Wiedergeburt eines Juwels in der Altstadt

Zum Tag des offenen Denkmals am Sonntag, 10. September, präsentiert sich die Krönungskapelle

Von Werner Schäfer - Straubinger Tagblatt, 5. September 2023

Zur nun seit Jahrzehnten laufenden großen Transformation der Altstadt hin zu einem Zentrum der Forschung, der Universitätslehre und der angewandten Wissenschaften von nationaler und internationaler Bedeutung, gesellt sich nach langer Restaurierungsphase ein kleines, aber feines Gebäude aus Straubings Kunst- und Kulturgeschichte: die Krönungskapelle. Beim Tag des offenen Denkmals 2022 noch Baustelle, präsentiert sie sich dieses Jahr, genauer am Sonntagnachmittag des 10. September, mit neu erstrahlendem Innenraum bei Führungen um 13 Uhr, 14 Uhr und 15 Uhr (mit Gästeführerin Ursula Bosl-Seitz und zwei Restauratorinnen).

„Capeln vnsers Herrn Krönung“ lautet die genaue Bezeichnung und verweist auf das Patrozinium „ad Coronam Christi“, auf die Dornenkrönung. Wohl in der zweiten Hälfte des 15. Jahrhunderts entstanden, sicher vor dem Jahr 1486/1487, vollzog der Patrizier Jörg Lerchenfelder der Jüngere im Jahr 1507 eine Stiftung seines Vaters, gewidmet „den armen leuten, die mit der schweren krannckhait malafrantzos beladen und im haus, auch bey derselben neuen capelln gelegen, wonenn synd“. Gemeint waren die an der Syphilis erkrankten Menschen, die in einem Siechenhaus bei der Kapelle lebten. Gemäß der Überlieferung war das Siechenhaus auf der nördlich gegenüberliegenden Straßenseite durch eine Zugbrücke mit dem Kapellenraum verbunden. In der Barockzeit erhielt der kleine Sakralbau ein Türmchen.

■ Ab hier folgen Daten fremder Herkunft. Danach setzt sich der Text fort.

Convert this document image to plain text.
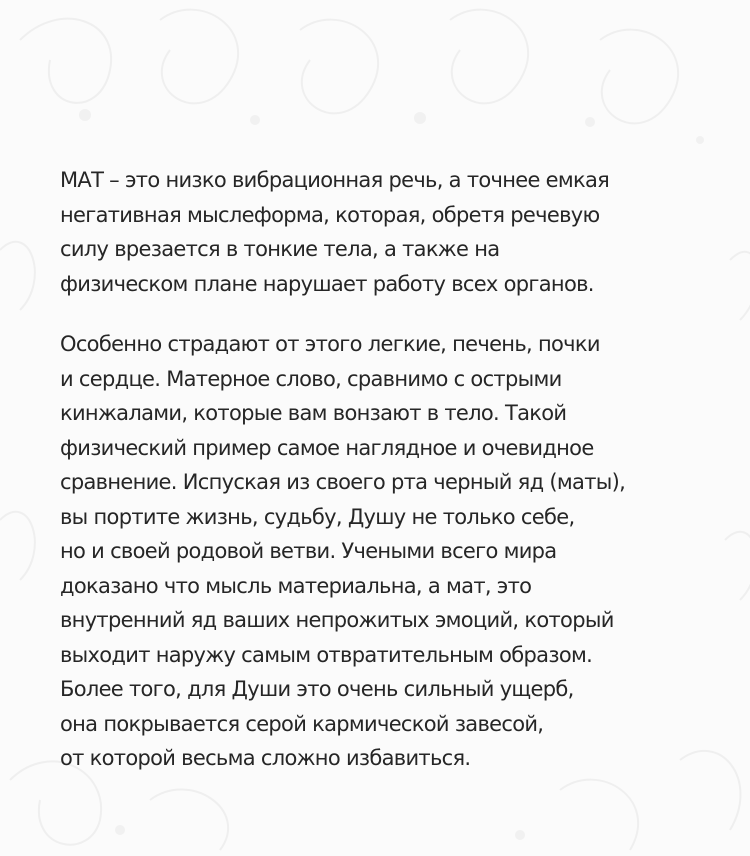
МАТ – это низко вибрационная речь, а точнее емкая
негативная мыслеформа, которая, обретя речевую
силу врезается в тонкие тела, а также на
физическом плане нарушает работу всех органов.

Особенно страдают от этого легкие, печень, почки
и сердце. Матерное слово, сравнимо с острыми
кинжалами, которые вам вонзают в тело. Такой
физический пример самое наглядное и очевидное
сравнение. Испуская из своего рта черный яд (маты),
вы портите жизнь, судьбу, Душу не только себе,
но и своей родовой ветви. Учеными всего мира
доказано что мысль материальна, а мат, это
внутренний яд ваших непрожитых эмоций, который
выходит наружу самым отвратительным образом.
Более того, для Души это очень сильный ущерб,
она покрывается серой кармической завесой,
от которой весьма сложно избавиться.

Der Bautypus der Krönungskapelle verweist auf eine besondere Funktion. Der Altarchor ist nicht mittig angeordnet, sondern nach Süden versetzt, um an der Nordseite einen Durchgang zwischen zwei Eingängen an der West- und Ostseite freizuhalten. Es handelt sich um eine Stationskapelle für Prozessionen, vor allem für die Leichenzüge von der Neustadt zum Friedhof St. Peter. Solche Kapellen mit Durchlässen für Prozessionen finden sich auch andernorts. Aber Straubing dürfte in dieser Hinsicht ein Alleinstellungsmerkmal besitzen. Die Krönungskapelle ist nämlich Teil eines Kapellentrias, die im Jahr 2022 im Mittelpunkt einer Führung am Tag des offenen Denkmals stand: Krönungskapelle – Totentanzkapelle – Bernauer-Kapelle. Eine solche Dreizahl an miteinander funktional verbundenen Durchgangskapellen dürfte höchst selten, wenn nicht einmalig, sein.

Ein bemaltes Chorgewölbe


Das saalförmige Langhaus weist zwei Fensterachsen auf. Im Barock wurde die mittelalterliche Flachdecke durch eine Kassettendecke ersetzt, die nun wieder instandgesetzt ist. Am Chorbogen konnten gemalte Pflanzenmotive gesichert werden. Das Netzrippengewölbe des Altarchors ruht auf profilierten Spitzkonsolen. Bemerkenswert sind die Gewölbekappen zwischen den in kräftigem Rotocker gehaltenen Rippen. Sie zeigen in hellen Rotockertönen spätgotische Maßwerkmalerei aus Dreipässen, Vierpässen und Fischblasen. In vier Feldern sind Engel mit Leidenswerkzeugen dargestellt. Einer der beiden Schlusssteine ist mit dem Haupt Christi geschmückt, der andere mit dem einfachen Pflugwappen der Stadt Straubing.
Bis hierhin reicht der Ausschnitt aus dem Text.